User Interface Tabs

Dashboard Tab

The Dashboard tab is a workspace environment that provides summary and detailed information on events occurring in your network.

The Dashboard tab supports multiple dashboards on which you can display your views of network security, activity, or data that JSA collects. Five default dashboards are available. Each dashboard contains items that provide summary and detailed information about offenses that occur on your network. You can also create a custom dashboard to allow you to focus on your security or network operations responsibilities. For more information about using the Dashboard tab, see Dashboard Management.

Offenses Tab

The Offenses tab will allow you to view offenses that occur on your network, which you can locate by using various navigation options or through powerful searches.

From the Offenses tab, you can investigate an offense to determine the root cause of an issue. You can also resolve the issue.

For more information about Offenses tab, see Offense Management.

Log Activity Tab

The Log Activity tab will allow you to investigate event logs being sent to JSA in real-time, perform powerful searches, and view log activity by using configurable time-series charts.

The Log Activity tab will allow you to perform in-depth investigations on event data.

For more information, see Log Activity Investigation.

Network Activity Tab

Use the Network Activity tab to investigate flows that are sent in real-time, perform powerful searches, and view network activity by using configurable time-series charts.

A flow is a communication session between two hosts. Viewing flow information will allow you to determine how the traffic is communicated, what is communicated (if the content capture option is enabled), and who is communicating. Flow data also includes details such as protocols, ASN values, IFIndex values, and priorities.

For more information, see Network Activity Investigation.

Assets Tab

JSA automatically discovers assets, servers, and hosts, operating on your network.

Automatic discovery is based on passive flow data and vulnerability data, allowing JSA to build an asset profile.

Asset profiles provide information about each known asset in your network, including identity information, if available, and what services are running on each asset. This profile data is used for correlation purposes to help reduce false positives.

For example, an attack tries to use a specific service that is running on a specific asset. In this situation, JSA can determine whether the asset is vulnerable to this attack by correlating the attack to the asset profile. Using the Assets tab, you can view the learned assets or search for specific assets to view their profiles.

Reports Tab

The Reports tab will allow you to create, distribute, and manage reports for any data within JSA.
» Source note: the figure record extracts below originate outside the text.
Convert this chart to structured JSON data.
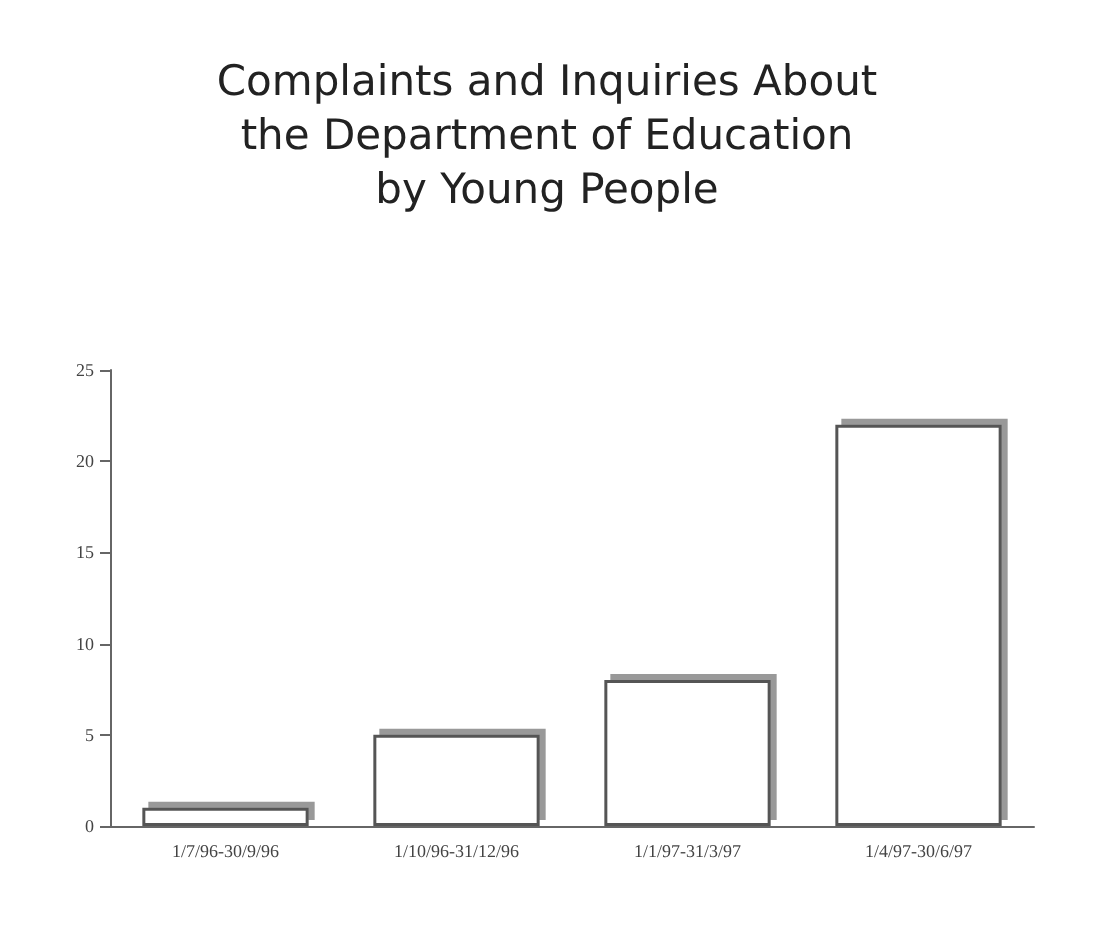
{
  "chart_data": {
    "type": "bar",
    "title": "Complaints and Inquiries About\nthe Department of Education\nby Young People",
    "categories": [
      "1/7/96-30/9/96",
      "1/10/96-31/12/96",
      "1/1/97-31/3/97",
      "1/4/97-30/6/97"
    ],
    "values": [
      1,
      5,
      8,
      22
    ],
    "color": "#ffffff",
    "ylim": [
      0,
      25
    ],
    "yticks": [
      0,
      5,
      10,
      15,
      20,
      25
    ],
    "grid": false
  }
}
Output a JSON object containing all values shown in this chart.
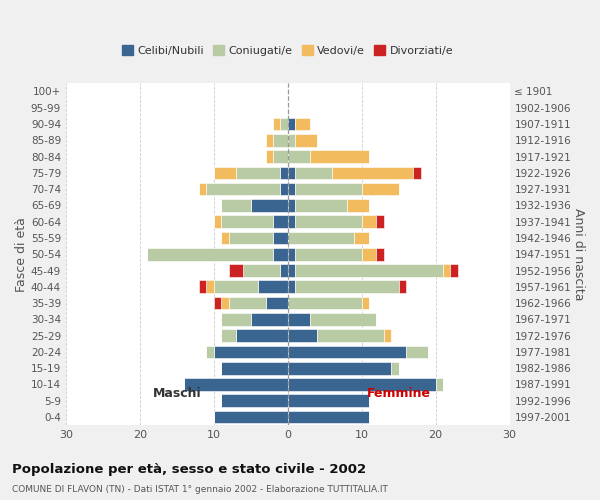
{
  "age_groups": [
    "0-4",
    "5-9",
    "10-14",
    "15-19",
    "20-24",
    "25-29",
    "30-34",
    "35-39",
    "40-44",
    "45-49",
    "50-54",
    "55-59",
    "60-64",
    "65-69",
    "70-74",
    "75-79",
    "80-84",
    "85-89",
    "90-94",
    "95-99",
    "100+"
  ],
  "birth_years": [
    "1997-2001",
    "1992-1996",
    "1987-1991",
    "1982-1986",
    "1977-1981",
    "1972-1976",
    "1967-1971",
    "1962-1966",
    "1957-1961",
    "1952-1956",
    "1947-1951",
    "1942-1946",
    "1937-1941",
    "1932-1936",
    "1927-1931",
    "1922-1926",
    "1917-1921",
    "1912-1916",
    "1907-1911",
    "1902-1906",
    "≤ 1901"
  ],
  "maschi": {
    "celibi": [
      10,
      9,
      14,
      9,
      10,
      7,
      5,
      3,
      4,
      1,
      2,
      2,
      2,
      5,
      1,
      1,
      0,
      0,
      0,
      0,
      0
    ],
    "coniugati": [
      0,
      0,
      0,
      0,
      1,
      2,
      4,
      5,
      6,
      5,
      17,
      6,
      7,
      4,
      10,
      6,
      2,
      2,
      1,
      0,
      0
    ],
    "vedovi": [
      0,
      0,
      0,
      0,
      0,
      0,
      0,
      1,
      1,
      0,
      0,
      1,
      1,
      0,
      1,
      3,
      1,
      1,
      1,
      0,
      0
    ],
    "divorziati": [
      0,
      0,
      0,
      0,
      0,
      0,
      0,
      1,
      1,
      2,
      0,
      0,
      0,
      0,
      0,
      0,
      0,
      0,
      0,
      0,
      0
    ]
  },
  "femmine": {
    "nubili": [
      11,
      11,
      20,
      14,
      16,
      4,
      3,
      0,
      1,
      1,
      1,
      0,
      1,
      1,
      1,
      1,
      0,
      0,
      1,
      0,
      0
    ],
    "coniugate": [
      0,
      0,
      1,
      1,
      3,
      9,
      9,
      10,
      14,
      20,
      9,
      9,
      9,
      7,
      9,
      5,
      3,
      1,
      0,
      0,
      0
    ],
    "vedove": [
      0,
      0,
      0,
      0,
      0,
      1,
      0,
      1,
      0,
      1,
      2,
      2,
      2,
      3,
      5,
      11,
      8,
      3,
      2,
      0,
      0
    ],
    "divorziate": [
      0,
      0,
      0,
      0,
      0,
      0,
      0,
      0,
      1,
      1,
      1,
      0,
      1,
      0,
      0,
      1,
      0,
      0,
      0,
      0,
      0
    ]
  },
  "colors": {
    "celibi_nubili": "#3a6591",
    "coniugati": "#b8cba4",
    "vedovi": "#f2bc5e",
    "divorziati": "#cc2222"
  },
  "title": "Popolazione per età, sesso e stato civile - 2002",
  "subtitle": "COMUNE DI FLAVON (TN) - Dati ISTAT 1° gennaio 2002 - Elaborazione TUTTITALIA.IT",
  "ylabel_left": "Fasce di età",
  "ylabel_right": "Anni di nascita",
  "xlabel_maschi": "Maschi",
  "xlabel_femmine": "Femmine",
  "xlim": 30,
  "bg_color": "#f0f0f0",
  "plot_bg": "#ffffff"
}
The Reports feature will allow you to create customized reports for operational and executive use. To create a report, you can combine information (such as, security or network) into a single report. You can also use preinstalled report templates that are included with JSA.

The Reports tab also will allow you to brand your reports with customized logos. This customization is beneficial for distributing reports to different audiences.

For more information about reports, see Report Management.

JSA Risk Manager

JSA Risk Manager is a separately installed appliance for monitoring device configurations, simulating changes to your network environment, and prioritizing risks and vulnerabilities in your network.

JSA Risk Manager uses data that is collected by configuration data from network and security device, such as firewalls, routers, switches, or IPSs, vulnerability feeds, and vendor security sources. This data is used to identify security, policy, and compliance risks within your network security infrastructure and the probability of those risks that are being exploited.